His stories are precise, but that word may be too weak. They enter you, and you don't even notice. Ever hear of the Subtle Knife? The blade so sharp it found the space between atoms? Wolff's prose is like that. It captures complex moods and characters in simple lines and a minimum of words.

“He would hit that note, and once he got her listening there was no telling what might happen, because all he really needed was words, and of words, Wiley knew, there was no end.”

That's from “The Life of the Body.” It's not my favorite, though it did pick up a Pushcart Prize in 1991, but what a beautiful line.

It only helps that there is such a developed moral dimension to Wolff's stories. I don't demand a nice, tidy lesson from my reading, but I do believe there is a difference between right and wrong and that this difference matters. Wolff does as well. His characters are forced to confront their fundamental self images, whether they are good or bad, brave or cowardly, loyal. They know that their choices reflect on them, and they care even if their decision is to abandon whatever is noble for lust or revenge. They know what they are losing, and their actions have consequences for themselves and those they never met. Consider the following from “Smorgasbord,” the first Wolff story I ever read.

“We're supposed to smile at the passions of the young and at what we recall of our own passions, as if they were no more than a series of sweet frauds we'd fooled ourselves with and then wised up to. Not only the passion of boys and girls for each other but the others, too—passion for justice, for doing right, for turning the world around. All these come in their time under our wintry smiles. Yet there was nothing foolish about what we felt. Nothing merely young. I just wasn't up to it. I let the light go out.”

Or this from “Two Boys and a Girl,” a story that demonstrates the false front of sarcasm better than anything else I have ever read.

There were reasons, and they were good reasons, but Gilbert could make no use of them. He knew that he would do what he was going to do... Reasons always came with a purpose, to give the appearance of a struggle between principle and desire. But there'd been no struggle. Principle had power only until you found what you had to have.”

Wolff may leave the narrative entirely to make these points, but it doesn't change the fact that he's right.

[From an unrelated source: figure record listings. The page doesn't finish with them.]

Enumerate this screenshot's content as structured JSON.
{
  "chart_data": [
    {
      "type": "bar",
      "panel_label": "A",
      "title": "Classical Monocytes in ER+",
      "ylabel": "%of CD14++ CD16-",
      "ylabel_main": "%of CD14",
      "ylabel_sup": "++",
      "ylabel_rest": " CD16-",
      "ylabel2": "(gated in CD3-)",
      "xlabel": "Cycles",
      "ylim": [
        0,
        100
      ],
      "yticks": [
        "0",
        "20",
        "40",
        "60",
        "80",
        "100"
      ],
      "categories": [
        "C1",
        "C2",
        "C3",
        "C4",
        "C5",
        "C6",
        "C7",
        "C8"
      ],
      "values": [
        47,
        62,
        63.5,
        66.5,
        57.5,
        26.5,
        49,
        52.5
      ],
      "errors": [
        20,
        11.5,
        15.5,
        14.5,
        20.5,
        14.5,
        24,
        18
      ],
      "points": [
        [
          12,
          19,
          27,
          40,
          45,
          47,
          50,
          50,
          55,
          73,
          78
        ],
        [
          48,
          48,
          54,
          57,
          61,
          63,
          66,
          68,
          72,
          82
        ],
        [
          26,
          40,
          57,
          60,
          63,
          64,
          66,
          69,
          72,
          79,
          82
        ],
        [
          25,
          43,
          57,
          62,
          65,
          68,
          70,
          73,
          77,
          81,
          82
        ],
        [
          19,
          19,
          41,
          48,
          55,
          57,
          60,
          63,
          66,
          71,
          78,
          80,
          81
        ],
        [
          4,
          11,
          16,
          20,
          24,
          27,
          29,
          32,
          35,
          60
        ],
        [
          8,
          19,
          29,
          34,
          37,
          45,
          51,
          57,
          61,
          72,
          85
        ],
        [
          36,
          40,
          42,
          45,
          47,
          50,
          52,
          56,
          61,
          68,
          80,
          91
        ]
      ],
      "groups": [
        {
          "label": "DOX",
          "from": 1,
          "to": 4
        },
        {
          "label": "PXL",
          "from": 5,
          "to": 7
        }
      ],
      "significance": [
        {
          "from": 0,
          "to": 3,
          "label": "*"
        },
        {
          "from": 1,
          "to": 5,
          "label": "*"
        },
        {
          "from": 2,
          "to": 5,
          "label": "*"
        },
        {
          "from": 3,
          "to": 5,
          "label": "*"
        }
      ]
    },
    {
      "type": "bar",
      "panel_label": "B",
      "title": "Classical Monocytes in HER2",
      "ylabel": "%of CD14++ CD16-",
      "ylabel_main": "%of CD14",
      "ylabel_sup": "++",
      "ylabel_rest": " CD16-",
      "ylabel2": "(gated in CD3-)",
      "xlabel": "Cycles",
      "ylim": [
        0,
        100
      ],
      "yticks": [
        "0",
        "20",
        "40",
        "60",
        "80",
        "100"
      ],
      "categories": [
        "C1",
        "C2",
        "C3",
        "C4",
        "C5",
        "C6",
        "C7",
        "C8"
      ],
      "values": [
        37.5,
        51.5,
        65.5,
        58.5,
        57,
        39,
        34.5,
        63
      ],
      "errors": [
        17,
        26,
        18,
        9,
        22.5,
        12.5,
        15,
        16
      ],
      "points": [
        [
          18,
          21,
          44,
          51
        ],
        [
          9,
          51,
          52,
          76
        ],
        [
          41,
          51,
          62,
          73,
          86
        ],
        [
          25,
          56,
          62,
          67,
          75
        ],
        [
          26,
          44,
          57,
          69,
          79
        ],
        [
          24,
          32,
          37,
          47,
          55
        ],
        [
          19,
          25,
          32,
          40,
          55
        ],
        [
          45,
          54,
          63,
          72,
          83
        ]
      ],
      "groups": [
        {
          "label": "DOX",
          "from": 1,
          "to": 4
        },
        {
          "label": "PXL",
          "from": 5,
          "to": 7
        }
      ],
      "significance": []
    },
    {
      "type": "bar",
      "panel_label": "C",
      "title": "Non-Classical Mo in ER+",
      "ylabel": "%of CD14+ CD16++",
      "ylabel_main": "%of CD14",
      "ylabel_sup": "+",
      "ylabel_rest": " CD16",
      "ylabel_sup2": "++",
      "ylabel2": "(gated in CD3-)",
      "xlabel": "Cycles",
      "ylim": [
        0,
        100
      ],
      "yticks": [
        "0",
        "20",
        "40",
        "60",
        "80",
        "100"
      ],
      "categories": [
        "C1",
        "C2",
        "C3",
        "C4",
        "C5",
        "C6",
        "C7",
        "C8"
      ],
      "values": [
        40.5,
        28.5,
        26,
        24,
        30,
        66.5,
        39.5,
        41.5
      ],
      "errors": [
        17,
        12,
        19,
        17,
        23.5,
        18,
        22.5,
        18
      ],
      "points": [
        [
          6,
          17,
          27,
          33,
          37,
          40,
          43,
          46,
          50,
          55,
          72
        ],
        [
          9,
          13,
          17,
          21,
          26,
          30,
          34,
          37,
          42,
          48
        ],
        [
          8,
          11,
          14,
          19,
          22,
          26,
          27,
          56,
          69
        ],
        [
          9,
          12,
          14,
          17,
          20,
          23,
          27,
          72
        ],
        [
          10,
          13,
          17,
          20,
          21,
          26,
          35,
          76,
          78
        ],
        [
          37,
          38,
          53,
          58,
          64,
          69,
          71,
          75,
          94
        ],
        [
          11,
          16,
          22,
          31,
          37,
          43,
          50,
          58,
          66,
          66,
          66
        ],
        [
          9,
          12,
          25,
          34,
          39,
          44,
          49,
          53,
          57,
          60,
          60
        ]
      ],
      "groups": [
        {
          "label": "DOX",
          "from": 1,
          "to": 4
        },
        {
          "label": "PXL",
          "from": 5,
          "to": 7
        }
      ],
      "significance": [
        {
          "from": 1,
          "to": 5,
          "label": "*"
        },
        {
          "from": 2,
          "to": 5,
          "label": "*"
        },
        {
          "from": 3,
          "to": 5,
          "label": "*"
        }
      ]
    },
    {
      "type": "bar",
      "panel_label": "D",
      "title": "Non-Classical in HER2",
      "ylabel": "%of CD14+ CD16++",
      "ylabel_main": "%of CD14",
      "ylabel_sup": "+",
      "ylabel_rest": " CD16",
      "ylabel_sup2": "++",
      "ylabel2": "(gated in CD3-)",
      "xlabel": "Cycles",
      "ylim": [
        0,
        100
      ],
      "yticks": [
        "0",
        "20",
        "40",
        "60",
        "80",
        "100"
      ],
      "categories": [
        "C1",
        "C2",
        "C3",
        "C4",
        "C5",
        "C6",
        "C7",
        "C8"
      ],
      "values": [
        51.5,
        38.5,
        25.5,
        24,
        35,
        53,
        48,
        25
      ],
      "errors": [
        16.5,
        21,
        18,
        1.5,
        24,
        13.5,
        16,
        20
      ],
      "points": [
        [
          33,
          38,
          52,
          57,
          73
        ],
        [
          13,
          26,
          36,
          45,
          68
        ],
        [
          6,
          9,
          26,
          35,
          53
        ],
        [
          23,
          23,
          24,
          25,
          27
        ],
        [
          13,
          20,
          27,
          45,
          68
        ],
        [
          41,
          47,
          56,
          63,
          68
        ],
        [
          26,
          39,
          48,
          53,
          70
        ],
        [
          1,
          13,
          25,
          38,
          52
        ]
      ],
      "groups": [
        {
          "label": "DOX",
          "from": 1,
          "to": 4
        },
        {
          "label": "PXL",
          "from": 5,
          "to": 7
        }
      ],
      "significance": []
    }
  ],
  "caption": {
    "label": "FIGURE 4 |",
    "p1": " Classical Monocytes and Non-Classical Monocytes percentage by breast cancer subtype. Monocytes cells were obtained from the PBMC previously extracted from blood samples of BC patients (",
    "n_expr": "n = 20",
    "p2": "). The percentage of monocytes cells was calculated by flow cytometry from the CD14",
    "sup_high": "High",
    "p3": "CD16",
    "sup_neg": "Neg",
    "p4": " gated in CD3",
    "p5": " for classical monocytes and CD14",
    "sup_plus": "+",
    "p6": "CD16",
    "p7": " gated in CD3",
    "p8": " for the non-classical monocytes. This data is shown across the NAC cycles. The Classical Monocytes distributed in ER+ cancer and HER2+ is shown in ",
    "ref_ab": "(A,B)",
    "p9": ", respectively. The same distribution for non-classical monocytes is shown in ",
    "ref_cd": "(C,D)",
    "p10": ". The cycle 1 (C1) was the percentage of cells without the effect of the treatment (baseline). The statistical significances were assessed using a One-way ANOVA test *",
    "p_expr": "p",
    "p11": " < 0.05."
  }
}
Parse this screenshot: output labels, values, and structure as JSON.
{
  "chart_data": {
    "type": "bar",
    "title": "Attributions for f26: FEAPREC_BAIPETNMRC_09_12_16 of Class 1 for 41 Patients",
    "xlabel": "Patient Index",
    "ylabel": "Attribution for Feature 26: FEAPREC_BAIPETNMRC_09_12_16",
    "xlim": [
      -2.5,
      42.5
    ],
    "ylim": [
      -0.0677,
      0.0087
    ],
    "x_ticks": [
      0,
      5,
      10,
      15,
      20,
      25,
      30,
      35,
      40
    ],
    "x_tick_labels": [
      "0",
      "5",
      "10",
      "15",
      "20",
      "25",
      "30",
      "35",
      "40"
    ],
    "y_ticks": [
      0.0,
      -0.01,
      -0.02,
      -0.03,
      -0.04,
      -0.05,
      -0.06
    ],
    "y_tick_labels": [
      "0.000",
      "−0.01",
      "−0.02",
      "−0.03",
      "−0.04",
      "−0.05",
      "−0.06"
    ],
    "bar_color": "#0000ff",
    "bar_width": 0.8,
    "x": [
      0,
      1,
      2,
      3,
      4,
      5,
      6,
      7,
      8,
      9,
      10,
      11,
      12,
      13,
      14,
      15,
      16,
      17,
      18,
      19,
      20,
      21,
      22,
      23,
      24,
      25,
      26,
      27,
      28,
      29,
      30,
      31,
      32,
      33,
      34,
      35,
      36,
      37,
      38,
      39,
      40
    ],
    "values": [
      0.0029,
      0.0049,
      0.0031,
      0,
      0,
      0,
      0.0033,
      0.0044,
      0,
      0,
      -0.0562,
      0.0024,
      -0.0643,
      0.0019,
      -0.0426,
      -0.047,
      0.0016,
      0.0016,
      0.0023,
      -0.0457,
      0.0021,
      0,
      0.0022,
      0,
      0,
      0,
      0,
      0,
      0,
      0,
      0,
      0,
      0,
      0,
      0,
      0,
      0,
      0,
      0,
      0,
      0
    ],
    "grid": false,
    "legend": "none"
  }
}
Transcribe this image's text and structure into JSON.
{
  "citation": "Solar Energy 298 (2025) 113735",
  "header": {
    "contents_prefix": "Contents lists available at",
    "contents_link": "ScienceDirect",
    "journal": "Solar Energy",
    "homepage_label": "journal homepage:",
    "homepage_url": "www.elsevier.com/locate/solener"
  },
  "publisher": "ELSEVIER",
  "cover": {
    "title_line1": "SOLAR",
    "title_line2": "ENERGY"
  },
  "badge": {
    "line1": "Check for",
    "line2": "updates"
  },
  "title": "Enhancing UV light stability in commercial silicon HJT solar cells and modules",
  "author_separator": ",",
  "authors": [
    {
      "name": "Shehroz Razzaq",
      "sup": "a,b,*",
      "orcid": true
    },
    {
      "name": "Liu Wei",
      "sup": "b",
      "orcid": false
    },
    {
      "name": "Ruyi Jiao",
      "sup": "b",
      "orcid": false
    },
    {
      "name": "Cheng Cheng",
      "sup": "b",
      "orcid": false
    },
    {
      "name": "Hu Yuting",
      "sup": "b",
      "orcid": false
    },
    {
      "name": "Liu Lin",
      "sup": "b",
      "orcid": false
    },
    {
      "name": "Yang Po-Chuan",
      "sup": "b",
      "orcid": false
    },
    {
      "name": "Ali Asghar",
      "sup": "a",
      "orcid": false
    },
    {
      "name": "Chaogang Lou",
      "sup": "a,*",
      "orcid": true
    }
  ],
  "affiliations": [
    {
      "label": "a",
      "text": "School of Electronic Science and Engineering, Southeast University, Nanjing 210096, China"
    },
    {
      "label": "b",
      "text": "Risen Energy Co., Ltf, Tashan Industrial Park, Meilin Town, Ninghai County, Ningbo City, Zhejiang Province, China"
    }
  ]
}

Were my back against a wall and some hater forced me at knifepoint to admit a weakness of Wolff, (and even that may not be enough. It would probably require a crowd of haters, or I would sooner make a desperate attempt to overpower them or scramble up the wall's bare face than answer that question.) it would be that his stories are too perfect. I know how stupid that sounds, but it's true. His stories are refined, burnished and polished to the nth degree. Not a single word is wasted. Not a single word is left out. Everything contributes to the whole, and nothing detracts from it. But his stories are about largely unexceptional people in situations that, while unique and unusual, are not terribly far-fetched. The choices they face are not so different from those we do, but our lives are rough and messy and incomplete and all the rest. To read a story that we could too easily picture ourselves in but is so smooth and clean and complete almost rings false. Almost. Like I said, the man is a master and does not allow us to dwell on this. There is just too much to be impressed by.

Wolff is old enough to have fought in Vietnam. I hope an awful lot that the man has a few more decades in him and gets a few more collections out before his death. I hope that you have the opportunity to this too.